There’s nothing you can do except hang up on them.

I use this program which I cannot recommend too highly. You will also need a voice modem in your PC (cost approx. $19), caller ID service from your phone company, and to plug a phone line into your PC. The program is highly configurable and you can rest assured that any telemarketer who transmits caller ID will only cause you to answer a call from them phone the one first time. You can block anonymous calls also if you wish, and you can play any message to them that suits your taste. It can be loud painful screeching noises or a polite “Not interested. Please don’t call again.”

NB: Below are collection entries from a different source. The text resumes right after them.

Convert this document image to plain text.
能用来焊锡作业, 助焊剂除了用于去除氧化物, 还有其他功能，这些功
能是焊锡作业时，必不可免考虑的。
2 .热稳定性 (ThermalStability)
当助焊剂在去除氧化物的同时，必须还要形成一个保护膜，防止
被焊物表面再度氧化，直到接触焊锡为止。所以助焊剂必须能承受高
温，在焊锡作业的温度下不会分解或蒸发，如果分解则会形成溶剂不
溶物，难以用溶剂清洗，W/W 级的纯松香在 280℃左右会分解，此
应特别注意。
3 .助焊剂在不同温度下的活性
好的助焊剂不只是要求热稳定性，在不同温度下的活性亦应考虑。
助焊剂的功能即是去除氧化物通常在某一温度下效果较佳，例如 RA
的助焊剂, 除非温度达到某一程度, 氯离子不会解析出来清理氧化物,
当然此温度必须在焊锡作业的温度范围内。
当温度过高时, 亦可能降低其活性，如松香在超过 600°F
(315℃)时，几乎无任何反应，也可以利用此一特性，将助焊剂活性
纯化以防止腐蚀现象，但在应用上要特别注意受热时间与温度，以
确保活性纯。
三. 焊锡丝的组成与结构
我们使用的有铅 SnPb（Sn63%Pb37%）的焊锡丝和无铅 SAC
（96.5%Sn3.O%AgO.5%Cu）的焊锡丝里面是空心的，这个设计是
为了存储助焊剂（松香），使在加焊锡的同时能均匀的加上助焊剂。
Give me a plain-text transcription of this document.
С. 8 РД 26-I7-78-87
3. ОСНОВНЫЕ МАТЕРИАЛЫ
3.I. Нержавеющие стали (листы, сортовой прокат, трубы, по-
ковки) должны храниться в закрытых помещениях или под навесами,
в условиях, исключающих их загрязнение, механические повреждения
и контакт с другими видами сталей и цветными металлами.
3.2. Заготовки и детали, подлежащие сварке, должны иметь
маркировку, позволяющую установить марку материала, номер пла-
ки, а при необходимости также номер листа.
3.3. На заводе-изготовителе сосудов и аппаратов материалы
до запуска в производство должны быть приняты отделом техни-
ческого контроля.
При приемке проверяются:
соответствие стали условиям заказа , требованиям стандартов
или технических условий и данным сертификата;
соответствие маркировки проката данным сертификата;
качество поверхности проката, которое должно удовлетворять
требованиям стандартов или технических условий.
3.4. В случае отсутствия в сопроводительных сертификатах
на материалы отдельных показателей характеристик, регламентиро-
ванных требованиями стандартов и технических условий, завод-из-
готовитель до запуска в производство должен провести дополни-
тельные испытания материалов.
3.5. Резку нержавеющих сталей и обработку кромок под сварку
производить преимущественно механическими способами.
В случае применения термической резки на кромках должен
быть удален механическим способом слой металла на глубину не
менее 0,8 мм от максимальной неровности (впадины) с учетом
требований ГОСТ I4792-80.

More misinformation from Click & Clack

I don’t listen to their radio show because it annoys me how much they laugh at their own tired jokes. But today I read their column in the Statesman. The first topic they answered well, the second, not too well at all. It concerned someone who drove a ’98 Toyota Corolla on bad roads and experienced steering wheel shimmy at 60-70 mph despite having had the car’s wheels “balanced and aligned.” Click and Clack offered two possible explanations:

1. Tread separation on a front tire.

2. A loose tie rod end or ball joint in the front suspension.

Tread separation would have been caught by a proper wheel balance job. A loose tie rod end or ball joint has the following symptoms: Clunking and knocking at low speeds when turning or going over bumps. If a tie rod end or ball joint is catastrophically loose, a wicked “death wobble” vibration will be triggered when you go over a bump at about 30 mph or less. This vibration is such that you will pull over to the side of the road wishing you had a change of underwear with you.. High speed shimmy is not generally a symptom of a loose tie rod end or ball joint.

The following are common explanations for high speed steering wheel shimmy:

1. A wheel balance operation was not successful due to poor equipment, poorly maintained equipment or operator error — happens all the time. My 3/4 ton crew cab diesel truck has wheels too big to fit our shop’s balancer. NTB flat out cannot balance my truck’s wheels — after they tried several times I got disgusted and tore off all the weights they had put on and it shimmied far less! Recently, Discount Tire was finally successful on about the sixth try. This was with new Michelins and me standing over them telling them how to do it and insisting they use different equipment than what they had tried without success on two sets of new tires. And, that said, Discount Tire is one of the best of the “big box” tire chains.

2. Front tire out of round or rim grossly bent so the wheel/tire assembly is technically balanced but does not roll true.

3. Shimmies when brakes are applied at highway speed because of brake rotors that are not flat and of uniform thickness due to warpage from the repeated heat generated by braking. Probably 50% of vehicles on the highway have this syndrome to a greater or lesser degree.

4. Inner CV (constant velocity) joints on the front wheel drive axles can cause a wicked vibration up the steering wheel any time the gas pedal is applied at high speed and they are under torque. This is, in fact, particularly common with the drive axles used on certain Toyota Corollas and Geo Prisms.

All four of the above are commonplace, but Click and Clack only mentioned #2, (sort of).

If you think they are entertaining, that is a matter of personal taste. If you think their information is to be trusted, I regret to inform you it is not.